We know the value of solar energy. One of us has already invested in solar on our property. One of us has helped Central College install solar, connected to Pella Co-op’s system several years ago and would like to invest in solar at home in the future. Despite the many benefits of a diversified energy supply, Pella Co-op proposed an $85 per month charge for any member with a renewable energy system. This charge would have only applied to customers who exercise their right to put renewable energy such as solar on their property. The proposed charge was so high it would have put a stop to renewable energy. It would make the pursuit of solar energy, or wind turbines uneconomic for any member of Pella Co-op. Even worse, for members who have already installed renewable energy, it would be cheaper to take out the system than to pay this unreasonable monthly charge. Based on our experience, the fee would be double the energy offsets and credits generated by a small home system. This charge would send us backwards, and Pella Co-op should permanently abandon this proposal.
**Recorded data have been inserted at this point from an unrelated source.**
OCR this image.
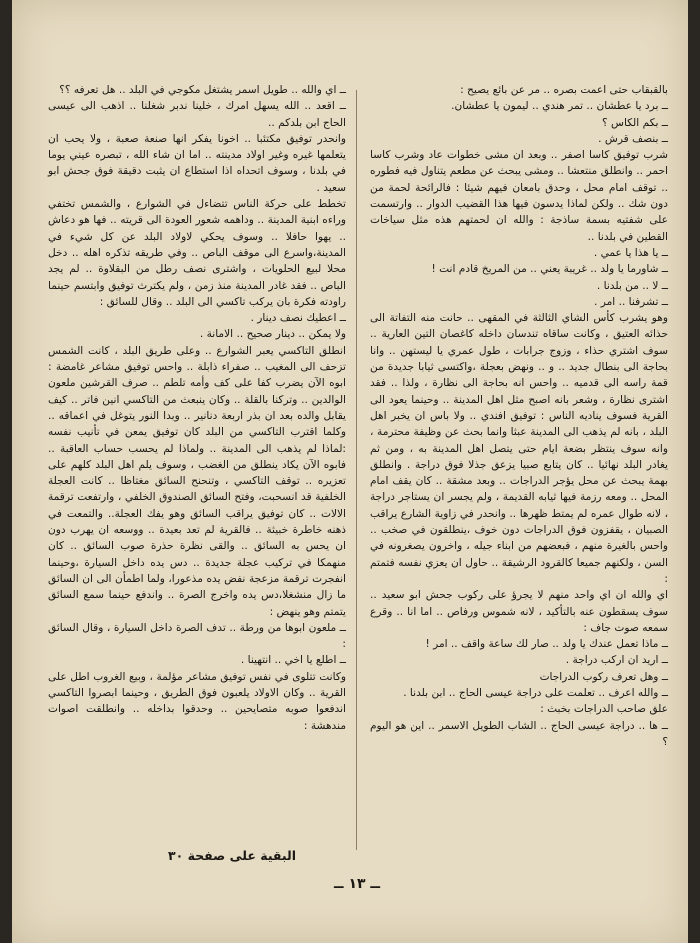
بالقبقاب حتى اعمت بصره .. مر عن بائع يصيح :

ــ برد يا عطشان .. تمر هندي .. ليمون يا عطشان.

ــ بكم الكاس ؟

ــ بنصف قرش .

شرب توفيق كاسا اصفر .. وبعد ان مشى خطوات عاد وشرب كاسا احمر .. وانطلق منتعشا .. ومشى يبحث عن مطعم يتناول فيه فطوره .. توقف امام محل ، وحدق بامعان فيهم شيئا : فالرائحة لحمة من دون شك .. ولكن لماذا يدسون فيها هذا القضيب الدوار .. وارتسمت على شفتيه بسمة ساذجة : والله ان لحمتهم هذه مثل سياخات القطين في بلدنا ..

ــ يا هذا يا عمي .

ــ شاورما يا ولد .. غريبة يعني .. من المريخ قادم انت !

ــ لا .. من بلدنا .

ــ تشرفنا .. امر .

وهو يشرب كأس الشاي الثالثة في المقهى .. حانت منه التفاتة الى حذائه العتيق ، وكانت ساقاه تندسان داخله كاغصان التين العارية .. سوف اشتري حذاء ، وزوج جرابات ، طول عمري يا ليستهن .. وانا بحاجة الى بنطال جديد .. و .. ونهض بعجلة ،واكتسى ثيابا جديدة من قمة راسه الى قدميه .. واحس انه بحاجة الى نظارة ، ولذا .. فقد اشترى نظارة ، وشعر بانه اصبح مثل اهل المدينة .. وحينما يعود الى القرية فسوف يناديه الناس : توفيق افندي .. ولا باس ان يخبر اهل البلد ، بانه لم يذهب الى المدينة عبثا وانما بحث عن وظيفة محترمة ، وانه سوف ينتظر بضعة ايام حتى يتصل اهل المدينة به ، ومن ثم يغادر البلد نهائيا .. كان يتابع صبيا يزعق جذلا فوق دراجة . وانطلق بهمة يبحث عن محل يؤجر الدراجات .. وبعد مشقة .. كان يقف امام المحل .. ومعه رزمة فيها ثيابه القديمة ، ولم يجسر ان يستاجر دراجة ، لانه طوال عمره لم يمتط ظهرها .. وانحدر في زاوية الشارع يراقب الصبيان ، يقفزون فوق الدراجات دون خوف ،ينطلقون في صخب .. واحس بالغيرة منهم ، فبعضهم من ابناء جيله ، واخرون يصغرونه في السن ، ولكنهم جميعا كالقرود الرشيقة .. حاول ان يعزي نفسه فتمتم :

اي والله ان اي واحد منهم لا يجرؤ على ركوب جحش ابو سعيد .. سوف يسقطون عنه بالتأكيد ، لانه شموس ورفاص .. اما انا .. وقرع سمعه صوت جاف :

ــ ماذا تعمل عندك يا ولد .. صار لك ساعة واقف .. امر !

ــ اريد ان اركب دراجة .

ــ وهل تعرف ركوب الدراجات

ــ والله اعرف .. تعلمت على دراجة عيسى الحاج .. ابن بلدنا .

علق صاحب الدراجات بخبث :

ــ ها .. دراجة عيسى الحاج .. الشاب الطويل الاسمر .. اين هو اليوم ؟

ــ اي والله .. طويل اسمر يشتغل مكوجي في البلد .. هل تعرفه ؟؟

ــ اقعد .. الله يسهل امرك ، خلينا ندبر شغلنا .. اذهب الى عيسى الحاج ابن بلدكم ..

وانحدر توفيق مكتئبا .. اخونا يفكر انها صنعة صعبة ، ولا يحب ان يتعلمها غيره وغير اولاد مدينته .. اما ان شاء الله ، تبصره عيني يوما في بلدنا ، وسوف اتحداه اذا استطاع ان يثبت دقيقة فوق جحش ابو سعيد .

تخطط على حركة الناس تتضاءل في الشوارع ، والشمس تختفي وراءه ابنية المدينة .. وداهمه شعور العودة الى قريته .. فها هو دعاش .. يهوا حافلا .. وسوف يحكي لاولاد البلد عن كل شيء في المدينة،واسرع الى موقف الباص .. وفي طريقه تذكره اهله .. دخل محلا لبيع الحلويات ، واشترى نصف رطل من البقلاوة .. لم يجد الباص .. فقد غادر المدينة منذ زمن ، ولم يكترث توفيق وابتسم حينما راودته فكرة بان يركب تاكسي الى البلد .. وقال للسائق :

ــ اعطيك نصف دينار .

ولا يمكن .. دينار صحيح .. الامانة .

انطلق التاكسي يعبر الشوارع .. وعلى طريق البلد ، كانت الشمس تزحف الى المغيب .. صفراء ذابلة .. واحس توفيق مشاعر غامضة : ابوه الآن يضرب كفا على كف وأمه تلطم .. صرف القرشين ملعون الوالدين .. وتركنا بالقلة .. وكان ينبعث من التاكسي انين فاتر .. كيف يقابل والده بعد ان بذر اربعة دنانير .. وبدا النور يتوغل في اعماقه .. وكلما اقترب التاكسي من البلد كان توفيق يمعن في تأنيب نفسه :لماذا لم يذهب الى المدينة .. ولماذا لم يحسب حساب العاقبة .. فابوه الآن يكاد ينطلق من الغضب ، وسوف يلم اهل البلد كلهم على تعزيره .. توقف التاكسي ، وتنحنح السائق مغتاظا .. كانت العجلة الخلفية قد انسحبت، وفتح السائق الصندوق الخلفي ، وارتفعت ترقمة الالات .. كان توفيق يراقب السائق وهو يفك العجلة.. والتمعت في ذهنه خاطرة خبيثة .. فالقرية لم تعد بعيدة .. ووسعه ان يهرب دون ان يحس به السائق .. والقى نظرة حذرة صوب السائق .. كان منهمكا في تركيب عجلة جديدة .. دس يده داخل السيارة ،وحينما انفجرت ترقمة مزعجة نفض يده مذعورا، ولما اطمأن الى ان السائق ما زال منشغلا،دس يده واخرج الصرة .. واندفع حينما سمع السائق يتمتم وهو ينهض :

ــ ملعون ابوها من ورطة .. تدف الصرة داخل السيارة ، وقال السائق :

ــ اطلع يا اخي .. انتهينا .

وكانت تتلوى في نفس توفيق مشاعر مؤلمة ، وبيع الغروب اطل على القرية .. وكان الاولاد يلعبون فوق الطريق ، وحينما ابصروا التاكسي اندفعوا صوبه متصايحين .. وحدقوا بداخله .. وانطلقت اصوات مندهشة :

البقية على صفحة ٣٠
ــ ١٣ ــ
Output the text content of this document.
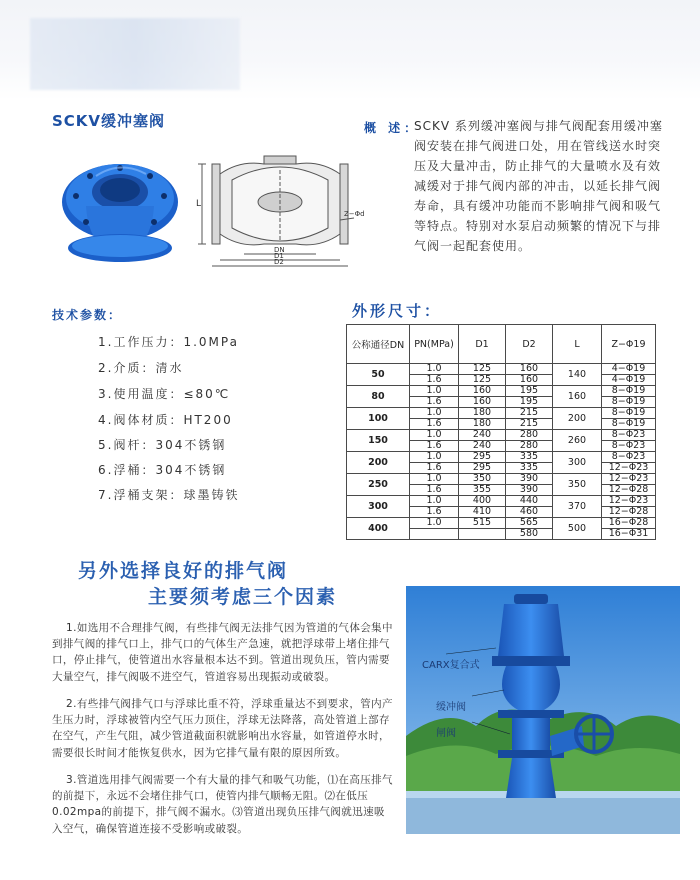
SCKV缓冲塞阀
L
Z−Φd
DN
D1
D2
概 述：
SCKV 系列缓冲塞阀与排气阀配套用缓冲塞阀安装在排气阀进口处，用在管线送水时突压及大量冲击，防止排气的大量喷水及有效减缓对于排气阀内部的冲击，以延长排气阀寿命，具有缓冲功能而不影响排气阀和吸气等特点。特别对水泵启动频繁的情况下与排气阀一起配套使用。
技术参数：
1.工作压力：1.0MPa
2.介质：清水
3.使用温度：≤80℃
4.阀体材质：HT200
5.阀杆：304不锈钢
6.浮桶：304不锈钢
7.浮桶支架：球墨铸铁
外形尺寸：
公称通径DN	PN(MPa)	D1	D2	L	Z−Φ19
50	1.0	125	160	140	4−Φ19
	1.6	125	160		4−Φ19
80	1.0	160	195	160	8−Φ19
	1.6	160	195		8−Φ19
100	1.0	180	215	200	8−Φ19
	1.6	180	215		8−Φ19
150	1.0	240	280	260	8−Φ23
	1.6	240	280		8−Φ23
200	1.0	295	335	300	8−Φ23
	1.6	295	335		12−Φ23
250	1.0	350	390	350	12−Φ23
	1.6	355	390		12−Φ28
300	1.0	400	440	370	12−Φ23
	1.6	410	460		12−Φ28
400	1.0	515	565	500	16−Φ28
			580		16−Φ31
另外选择良好的排气阀
主要须考虑三个因素
1.如选用不合理排气阀，有些排气阀无法排气因为管道的气体会集中到排气阀的排气口上，排气口的气体生产急速，就把浮球带上堵住排气口，停止排气，使管道出水容量根本达不到。管道出现负压，管内需要大量空气，排气阀吸不进空气，管道容易出现振动或破裂。
2.有些排气阀排气口与浮球比重不符，浮球重量达不到要求，管内产生压力时，浮球被管内空气压力顶住，浮球无法降落，高处管道上部存在空气，产生气阻，减少管道截面积就影响出水容量，如管道停水时，需要很长时间才能恢复供水，因为它排气量有限的原因所致。
3.管道选用排气阀需要一个有大量的排气和吸气功能，⑴在高压排气的前提下，永远不会堵住排气口，使管内排气顺畅无阻。⑵在低压0.02mpa的前提下，排气阀不漏水。⑶管道出现负压排气阀就迅速吸入空气，确保管道连接不受影响或破裂。
CARX复合式
缓冲阀
闸阀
Pella Co-op claims this charge is based on a “cost of service study,” but it will not publicly share the study that is the supposed basis for the charge. Pella Co-op’s flawed rationale also fails to take into account any of the many benefits of solar. For example, solar provides power on hot, sunny days when power is most valuable; and a diverse energy supply makes the electric grid more secure, resilient, and reliable. Truth is, no data has been presented publicly to support this extreme charge.
What’s worse, Pella Co-op even ignores the fact that it currently brings in money when a member installs solar. That is because Pella buys excess solar energy at a rock bottom price and sells it at a premium any time the member’s system produces more energy than the member uses. Right now Pella Co-op pays 3.3 cents per kilowatt-hour for excess solar and sells it for 10.1 cents. The member who installs solar has paid all the costs to do so, but Pella Co-op is the one who gets to keep nearly 7 cents on every unit of excess energy. Members installing renewables are providing Pella Co-op and all its members a benefit but instead of getting credit for that benefit, Pella Co-op proposed to charge these members $85 per month.
To our knowledge, Pella Co-op’s $85 charge would have been the most extreme anti-solar, anti-renewable energy fee anywhere in the country. For comparison, the Minnesota Public Utilities Commission recently rejected a $5 monthly fee that a Minnesota coop was charging its solar customers.
Thankfully, there is another way, and Pella Co-op could be a part of rural Iowa’s leadership on solar with a change in approach. Farmers Electric Cooperative (FEC) based in Kalona, Iowa operates one of the state’s largest solar arrays and over 100 of its members have purchased a share in a “community solar garden,” which generates credits for their monthly bills. In addition, FEC pays members 8 cents per kilowatt hour more than double what Pella currently pays its members for the energy generated by solar projects on their property. These policies have allowed FEC to lower wholesale power costs and keep grid reliability among the best of all our state’s rural electric co-ops.
Rural Iowa has a history of leading on clean energy from wind to biofuels. We think solar can provide similar benefits if we work together to make it happen. We appreciate that Pella Co-op has withdrawn the $85 charge for the time being. We urge Pella Co-op to take the next step and permanently shelve the extreme anti-solar $85 monthly charge and work with us to support solar energy solutions that will benefit all Pella Co-op members. Working together, all of Pella Co-op’s members can enjoy the benefits of solar, and we can continue Iowa’s proud tradition of leading the way on clean energy.